The IRS treats taxpayers who owe more than $100,000 very differently than it does those who owe less than $100,000.  If you owe more, the IRS expects immediate payment.  It also uses harsh collection measures and makes invasive financial information demands. If you owe less, then you get up to five years to pay what you owe, and the process is relatively easy.

If You Owe Less Than $100,000

The main process for paying off back taxes is the installment agreement.  If owe less than $100,000 and are financially able to pay what you owe within 72 months (5 years), then the IRS will not make other efforts to collect your back taxes.  If your tax liability is less than $50,000, you can set up an installment agreement on-line.  The funds will be debited monthly from your bank account.  If your tax liability is between $50,000 and $100,000, you call the IRS to arrange a payment plan.  Most IRS phone representatives can approve a 5-year plan that pays off a liability of up to $100,000  with no further information or approval needed. See also here.

If  You Owe More Than $100,000

If you owe more than $100,000 everything changes.  You are now the focus of the Large Collection Matters group. Its officers will not approve an installment agreement of even 1-2 years without getting deep into your business. They want what’s owed now. And they have the full authority of the U.S. government to get it: levies, wage garnishments, notices of federal tax liens, cancellation of passports. They will also make invasive demands for details on financial accounts, assets, liabilities, income streams and expenses.The IRS’s goal is to have you pay down the liability as quickly as possible. If there’s equity in your house, they will ask you to get a home equity loan to pay the liability, or even sell the home if it is too “opulent”. They may demand you liquidate retirement accounts. (I usually recommend asking the IRS to levy on these, rather than liquidating them; the IRS levy avoids the 10 percent early-withdrawal tax). The IRS will demand the sale of any assets that can pay some or all of your tax owed — boats, expensive cars, other real estate.

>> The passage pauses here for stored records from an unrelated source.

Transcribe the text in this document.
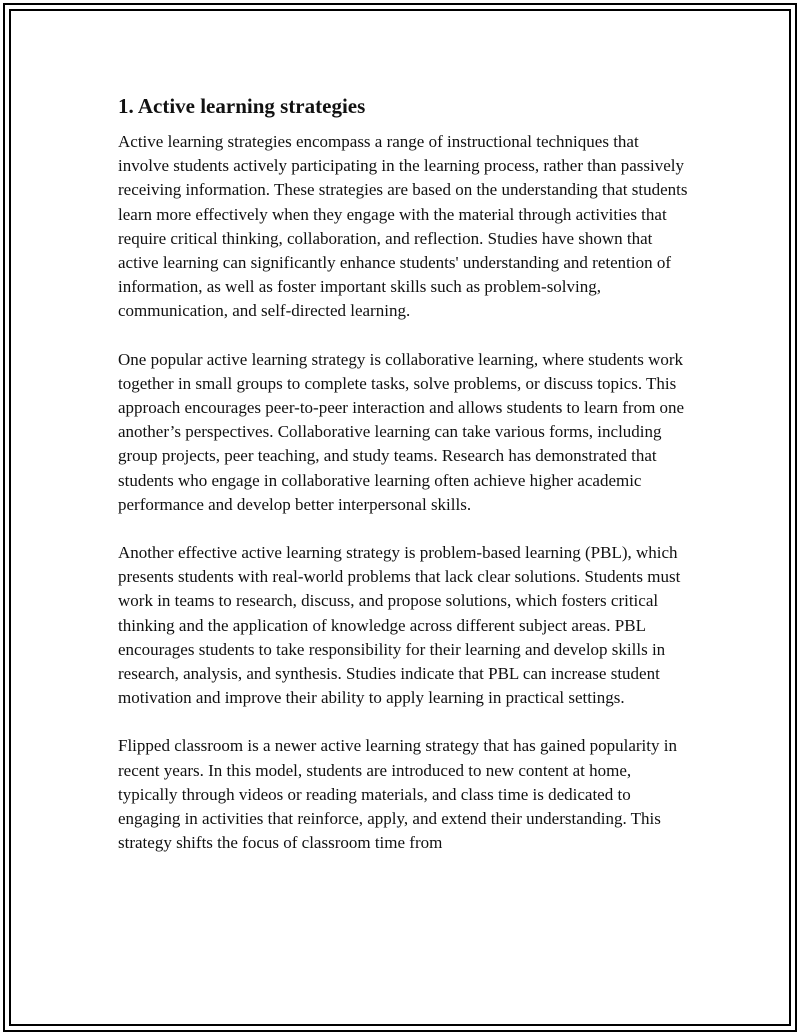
1. Active learning strategies

Active learning strategies encompass a range of instructional techniques that involve students actively participating in the learning process, rather than passively receiving information. These strategies are based on the understanding that students learn more effectively when they engage with the material through activities that require critical thinking, collaboration, and reflection. Studies have shown that active learning can significantly enhance students' understanding and retention of information, as well as foster important skills such as problem-solving, communication, and self-directed learning.

One popular active learning strategy is collaborative learning, where students work together in small groups to complete tasks, solve problems, or discuss topics. This approach encourages peer-to-peer interaction and allows students to learn from one another’s perspectives. Collaborative learning can take various forms, including group projects, peer teaching, and study teams. Research has demonstrated that students who engage in collaborative learning often achieve higher academic performance and develop better interpersonal skills.

Another effective active learning strategy is problem-based learning (PBL), which presents students with real-world problems that lack clear solutions. Students must work in teams to research, discuss, and propose solutions, which fosters critical thinking and the application of knowledge across different subject areas. PBL encourages students to take responsibility for their learning and develop skills in research, analysis, and synthesis. Studies indicate that PBL can increase student motivation and improve their ability to apply learning in practical settings.

Flipped classroom is a newer active learning strategy that has gained popularity in recent years. In this model, students are introduced to new content at home, typically through videos or reading materials, and class time is dedicated to engaging in activities that reinforce, apply, and extend their understanding. This strategy shifts the focus of classroom time from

If you have insufficient assets to satisfy your tax debt, then the IRS will negotiate an installment agreement.  However, the terms tend to be onerous. It will look closely at the financial information you have provided. It will expect you to pay, monthly, the difference between how much you make and the expenses that the IRS allows you.  IRS-allowed expenses can be meager.  For instance, the IRS allowance is $3,035 in rental or mortgage expense for a family of four in Los Angeles County, findable here.  If your rent or other expenses are higher than allowed (and they usually are), then the IRS might allow you a few months of your higher living expense before increasing the installment agreement payment to squeeze out of your posh abode or other money-draining habits.  Alternatively, the IRS may demand from the outset that you reduce living expenses it deems extravagant. After all, it sets a poor example if someone who owes more than $100,000 lives in a mansion, drives a Porsche, or pays country club dues.

Once your tax liability falls below $50,000, however, you regain better options.  If your installment agreement has been draconian, you can now renegotiate it to pay off the remaining tax in 72 months.  The bottom line: if you owe more than $100,000 in taxes, the IRS will demand quick liquidation of your assets to pay the debt and dramatic reduction in your monthly living expenses to pay back what you owe.